Nakagawa Experimental Forest (approx. 20,000 ha) is located over Nakagawa Town and Otoineppu Village in Northern Hokkaido. Coldness and heavy snow are of winter climatic characteristics. While dominant vegetation is a conifer-broadleaf mixed forest, a pure forest of Sakhalin spruce (Picea glehnii) also stands on serpentine soil area. Nakagawa Experimental Forest contains various forest types such as a Japanese stone pine (Pinus pumila) area on the highland and a riparian forest on the lowland. There are over 46 long-term monitoring plots of tree census to understand forest community dynamics.
Uryu Experimental Forest since 1910 is the oldest Experimental Forest of Hokkaido University, located in Horokanai Town in northern Hokkaido. The area of the experimental forest is about 250 km2 surrounding Lake Shumarinai, the largest manmade lake in Japan. Climate is characterized by particularly low temperature and heavy snow in winter. It recorded -41.2 ˚C, the lowest temperature in Japan, in 1978 in our Moshiri Office; the record heavy snow is 2.75 m deep. Uryu Experimental Forest is located in a transitional area from cool-temperate to boreal zones. The main forest type is a cool-temperate mixed forest consisting of evergreen conifer and deciduous broadleaf. Natural oak (Quercus crispula) forests are common in the upper-stream of northern area with mildly sloped mountain terrain on Tertiary andesite, while pure forests of Sakhalin spruce (Picea glehnii) are largely distributed over the southern area on serpentine rock. As for research activities, long term monitoring has been carried out in various research topics and large-scale field experiments have been also conducted. We engage educational activities including field lectures for undergraduate and graduate students and various scientific events for public community.
Nayoro Research Office is a cross-sectional office for education and research activities in the three of Northern Hokkaido Experimental Forests (Teshio, Nakagawa and Uryu), a core site of Japan Long-Term Ecological Research Network (JaLTER). Professors, post-doctors, graduate students, technical and administrative staffs work in the office.
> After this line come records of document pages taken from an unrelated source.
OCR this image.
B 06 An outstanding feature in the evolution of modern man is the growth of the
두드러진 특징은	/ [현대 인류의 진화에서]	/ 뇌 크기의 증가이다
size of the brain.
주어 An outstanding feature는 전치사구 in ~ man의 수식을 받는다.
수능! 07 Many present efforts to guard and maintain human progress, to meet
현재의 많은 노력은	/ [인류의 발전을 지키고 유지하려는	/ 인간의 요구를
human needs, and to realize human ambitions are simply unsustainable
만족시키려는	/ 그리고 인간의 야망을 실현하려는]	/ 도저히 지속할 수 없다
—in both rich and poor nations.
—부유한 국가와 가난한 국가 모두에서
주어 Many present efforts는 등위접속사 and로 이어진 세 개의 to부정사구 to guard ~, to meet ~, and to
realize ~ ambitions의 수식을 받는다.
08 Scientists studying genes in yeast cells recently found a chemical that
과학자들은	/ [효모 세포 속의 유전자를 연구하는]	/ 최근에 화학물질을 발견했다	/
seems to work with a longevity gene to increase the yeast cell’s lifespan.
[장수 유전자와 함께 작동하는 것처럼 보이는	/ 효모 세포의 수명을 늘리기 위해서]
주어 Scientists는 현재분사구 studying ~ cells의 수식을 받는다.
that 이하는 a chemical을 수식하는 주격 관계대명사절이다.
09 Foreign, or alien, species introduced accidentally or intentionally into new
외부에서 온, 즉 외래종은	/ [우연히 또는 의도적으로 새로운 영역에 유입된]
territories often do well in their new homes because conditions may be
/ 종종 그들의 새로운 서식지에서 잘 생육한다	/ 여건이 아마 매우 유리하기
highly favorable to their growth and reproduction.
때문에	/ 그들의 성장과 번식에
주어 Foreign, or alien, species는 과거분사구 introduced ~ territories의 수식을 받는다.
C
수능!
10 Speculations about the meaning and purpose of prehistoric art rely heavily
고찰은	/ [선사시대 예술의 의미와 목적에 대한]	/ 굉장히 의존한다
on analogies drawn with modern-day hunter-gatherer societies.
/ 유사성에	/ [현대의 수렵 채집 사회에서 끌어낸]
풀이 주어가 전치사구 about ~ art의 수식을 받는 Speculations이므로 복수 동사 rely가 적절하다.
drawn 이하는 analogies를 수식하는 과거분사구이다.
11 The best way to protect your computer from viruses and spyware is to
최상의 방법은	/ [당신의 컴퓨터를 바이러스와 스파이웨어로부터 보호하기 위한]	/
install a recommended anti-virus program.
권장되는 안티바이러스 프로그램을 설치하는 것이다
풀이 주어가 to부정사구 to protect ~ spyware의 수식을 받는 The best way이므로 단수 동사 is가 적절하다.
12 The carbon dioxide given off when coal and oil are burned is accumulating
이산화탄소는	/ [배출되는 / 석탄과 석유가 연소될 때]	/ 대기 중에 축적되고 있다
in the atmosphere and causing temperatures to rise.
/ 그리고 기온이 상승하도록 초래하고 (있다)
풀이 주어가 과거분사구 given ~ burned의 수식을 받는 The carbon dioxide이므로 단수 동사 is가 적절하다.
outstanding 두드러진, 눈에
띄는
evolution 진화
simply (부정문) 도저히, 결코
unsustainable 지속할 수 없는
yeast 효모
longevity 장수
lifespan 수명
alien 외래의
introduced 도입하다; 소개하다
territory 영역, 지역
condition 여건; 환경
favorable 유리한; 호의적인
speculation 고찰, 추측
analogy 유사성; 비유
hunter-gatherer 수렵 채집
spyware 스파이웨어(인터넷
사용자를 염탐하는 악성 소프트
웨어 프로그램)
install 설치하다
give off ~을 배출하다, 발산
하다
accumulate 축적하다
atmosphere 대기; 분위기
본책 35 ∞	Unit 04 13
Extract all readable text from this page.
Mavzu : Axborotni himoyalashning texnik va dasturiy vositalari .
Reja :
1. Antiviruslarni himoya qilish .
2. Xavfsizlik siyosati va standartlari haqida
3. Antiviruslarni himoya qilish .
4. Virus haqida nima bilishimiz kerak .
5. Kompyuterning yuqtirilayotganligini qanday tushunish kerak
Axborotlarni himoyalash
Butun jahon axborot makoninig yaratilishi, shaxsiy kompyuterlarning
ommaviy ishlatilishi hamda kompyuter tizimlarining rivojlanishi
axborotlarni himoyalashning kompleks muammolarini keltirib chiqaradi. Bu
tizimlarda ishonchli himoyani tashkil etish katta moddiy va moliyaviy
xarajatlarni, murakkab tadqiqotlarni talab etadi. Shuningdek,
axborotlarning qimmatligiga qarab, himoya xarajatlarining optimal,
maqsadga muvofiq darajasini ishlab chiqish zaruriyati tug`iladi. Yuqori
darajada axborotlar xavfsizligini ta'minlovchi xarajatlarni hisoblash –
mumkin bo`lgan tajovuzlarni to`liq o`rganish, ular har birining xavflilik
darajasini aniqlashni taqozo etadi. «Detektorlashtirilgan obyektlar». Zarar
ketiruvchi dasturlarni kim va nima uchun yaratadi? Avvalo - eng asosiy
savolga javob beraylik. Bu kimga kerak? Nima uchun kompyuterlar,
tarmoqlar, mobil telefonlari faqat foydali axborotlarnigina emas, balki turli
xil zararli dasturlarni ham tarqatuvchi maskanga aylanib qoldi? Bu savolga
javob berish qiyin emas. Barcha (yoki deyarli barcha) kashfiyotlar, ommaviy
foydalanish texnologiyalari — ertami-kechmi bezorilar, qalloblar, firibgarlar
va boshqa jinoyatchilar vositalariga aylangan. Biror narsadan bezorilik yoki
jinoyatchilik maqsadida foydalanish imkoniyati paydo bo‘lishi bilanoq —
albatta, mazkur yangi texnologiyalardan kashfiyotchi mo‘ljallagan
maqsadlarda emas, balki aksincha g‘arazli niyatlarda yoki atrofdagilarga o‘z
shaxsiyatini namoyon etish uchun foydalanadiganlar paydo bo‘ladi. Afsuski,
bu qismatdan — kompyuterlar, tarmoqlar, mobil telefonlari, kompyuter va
There are various equipment for chemical analyses of plant, soil and water samples in laboratory as listed below. Nayoro office manages an integrated database of long-term and large-scale datasets including forest management data and various ecological research data obtained in the three Experimental Forests and Nayoro Forest Tree Breeding Nursery. (JaLTER database is here)
The Sapporo Experimental Forest manage the Sapporo cultivation field (approx. 3.4 ha) located in Sapporo campus of Hokkaido University and two research forests, Toyohira (incl. Ichino-sawa (62 ha), Misumai (32 ha)) and Oshoro (1.4 ha). In the Sapporo cultivation field, we produce seedlings of various trees for researches, educations and campus greening project. We also conduct long-term monitoring for tree phenology and experimental researches relating to global environmental changes. Attempts are being made to preserve species and genes through establishment of the Eurasian Model Forest and a rock garden. The Ichino-sawa and Misumai forests consists primarily of a natural regenerated, secondary, broad-leaved forest. Researches on growth of ash (Fraxinus mandshurica var. japonica) and Japanese larch (Larix kaempferi) are conducted. Oshoro forest was established in 1945 and consists of maritime forests.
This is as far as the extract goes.